Coronavirus, a Milano «probabile zona rossa entro due settimane»: l’incidenza dei positivi è aumentata del 40% in 7 giorni

L’epidemiologo La Vecchia: «A breve scatteranno le misure più dure in tutta la Lombardia». I servizi sanitari possono reggere, ma il pericolo che aumentino i decessi è concreto

Entro le prossime due settimane, la città di Milano e l’intero territorio della Lombardia «probabilmente diventeranno zona rossa». La previsione è del professor Carlo La Vecchia, docente di Statistica medica ed Epidemiologia all’Università statale di Milano. Attualmente, nel capoluogo lombardo, l’incidenza dei casi di Coronavirus è di 192 ogni 100 mila abitanti. Non siamo ancora arrivati alla fatidica soglia settimanale di 250, che il nuovo Dpcm targato Mario Draghi ha fissato per far scattare la possibile chiusura di tutte le scuole sul territorio nazionale, indipendentemente dal colore della regione, su disposizione dei governatori. Ma la città si sta avvicinando rapidamente a questo valore.


La Vecchia: «È probabile che entro la prossima settimana arriveremo a 250 casi ogni 100 mila abitanti»

«Per quanto riguarda l’incidenza dei casi positivi, a Milano l’aumento è stato di circa il 40% nell’ultima settimana», spiega ancora La Vecchia, «è quindi probabile che entro la prossima settimana arriveremo a 250 casi ogni 100 mila abitanti». Il professore si augura che l’aumento dei casi, in termini assoluti, sia inferiore rispetto a quello registrato a ottobre-novembre dell’anno scorso, ovvero durante il picco della seconda ondata, ma il trend ormai è chiaro: «Nel breve periodo, è difficile invertire la tendenza».
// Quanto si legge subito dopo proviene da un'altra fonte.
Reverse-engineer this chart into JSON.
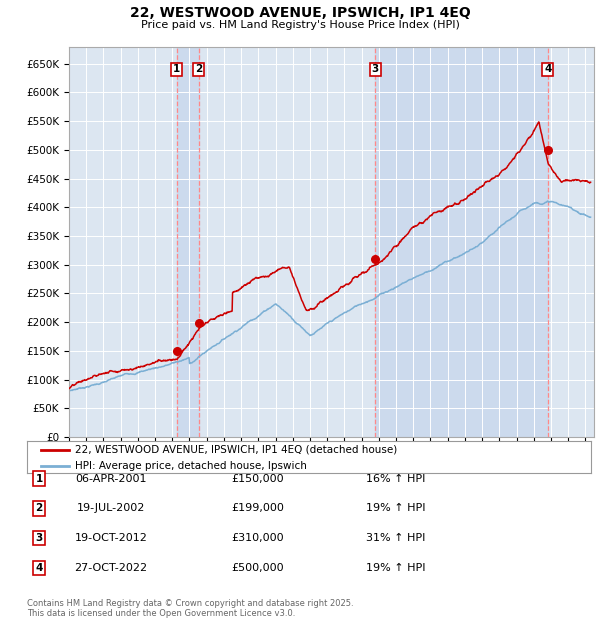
{
  "title": "22, WESTWOOD AVENUE, IPSWICH, IP1 4EQ",
  "subtitle": "Price paid vs. HM Land Registry's House Price Index (HPI)",
  "background_color": "#ffffff",
  "plot_bg_color": "#dce6f1",
  "ylim": [
    0,
    680000
  ],
  "xlim_start": 1995.0,
  "xlim_end": 2025.5,
  "transactions": [
    {
      "num": 1,
      "date_str": "06-APR-2001",
      "year": 2001.27,
      "price": 150000,
      "pct": "16%",
      "dir": "↑"
    },
    {
      "num": 2,
      "date_str": "19-JUL-2002",
      "year": 2002.55,
      "price": 199000,
      "pct": "19%",
      "dir": "↑"
    },
    {
      "num": 3,
      "date_str": "19-OCT-2012",
      "year": 2012.8,
      "price": 310000,
      "pct": "31%",
      "dir": "↑"
    },
    {
      "num": 4,
      "date_str": "27-OCT-2022",
      "year": 2022.82,
      "price": 500000,
      "pct": "19%",
      "dir": "↑"
    }
  ],
  "legend_label_red": "22, WESTWOOD AVENUE, IPSWICH, IP1 4EQ (detached house)",
  "legend_label_blue": "HPI: Average price, detached house, Ipswich",
  "footer": "Contains HM Land Registry data © Crown copyright and database right 2025.\nThis data is licensed under the Open Government Licence v3.0.",
  "red_color": "#cc0000",
  "blue_color": "#7bafd4",
  "vline_color": "#ff8888",
  "vband_color": "#c8d8ec",
  "grid_color": "#ffffff"
}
Al momento, tuttavia, la situazione dei ricoveri negli ospedali e nei reparti di terapia intensiva non desta particolare allarme. Dalla Asst Grande ospedale metropolitano Niguarda, per esempio, fanno sapere a Open che ad oggi «la situazione rispetto agli accessi di pazienti Covid positivi è pressoché stazionaria. Abbiamo avuto lievi variazioni negli ultimi giorni, ma che non possiamo ancora definire come trend, sia negli accessi in pronto soccorso che nel numero di ricoveri». Attualmente al Niguarda sono ricoverati 88 pazienti Covid, di cui 18 in terapia intensiva e 16 in assistenza ventilatoria non invasiva. Mentre a ottobre, nella fase più critica della seconda ondata, «abbiamo raggiunto picchi di circa 350 pazienti Covid ricoverati». In ogni caso, l’ospedale si dice pronto «ad attivare ulteriori posti letto, qualora purtroppo i numeri anche su Milano dovessero crescere».

«In Lombardia, per quanto riguarda le terapie intensive, siamo scesi dai 900 posti occupati a metà novembre ai 350 di inizio febbraio»

Su questo punto, anche La Vecchia sottolinea come i servizi sanitari lombardi abbiano retto al picco della seconda ondata: «Purtroppo ci sono stati molti morti, ma i servizi sanitari hanno assorbito il colpo. In Lombardia, per quanto riguarda le terapie intensive, siamo scesi dai 900 posti occupati a metà novembre ai 350 di inizio febbraio. Adesso siamo risaliti a 476». Il professore, quindi, non si aspetta una Caporetto degli ospedali, ciononostante il rischio che la curva dei decessi si alzi di nuovo è concreto. Del resto la prima variabile a dare indicazioni è proprio l’incidenza dei positivi, poi vengono le terapie intensive e infine il dato più tragico: quello del numero di vittime.

Un aumento dell’incidenza dei positivi, come prima conseguenza, porterebbe alla chiusura automatica di tutte le scuole: «Probabilmente scatterà anche a Milano. Ma quello che penso io è che entro la prossima settimana o quella successiva, l’intera Lombardia sarà zona rossa. Se ragioniamo con i criteri standard in vigore dal 5 novembre, è molto probabile che finirà così». La speranza, ovviamente, è che le cose migliorino nella seconda metà di marzo: «La stagione è più favorevole perché l’inverno ormai è alle spalle. E abbiamo una maggiore quantità di persone immunizzate anche grazie ai vaccini».

Vaccini che però è assolutamente necessario somministrare senza ritardi. Conclude La Vecchia: «Le dosi vanno usate tutte il prima possibile, senza tenere scorte per i richiami. Ai richiami ci penseremo quando avremo sufficienti quantità di siero». Entro la fine di questa settimana il Pirellone attende la consegna di 109 mila dosi di vaccino Pfizer. La speranza, ora che la struttura commissariale è nelle mani del generale Paolo Figliuolo, è che arrivino davvero nei tempi previsti.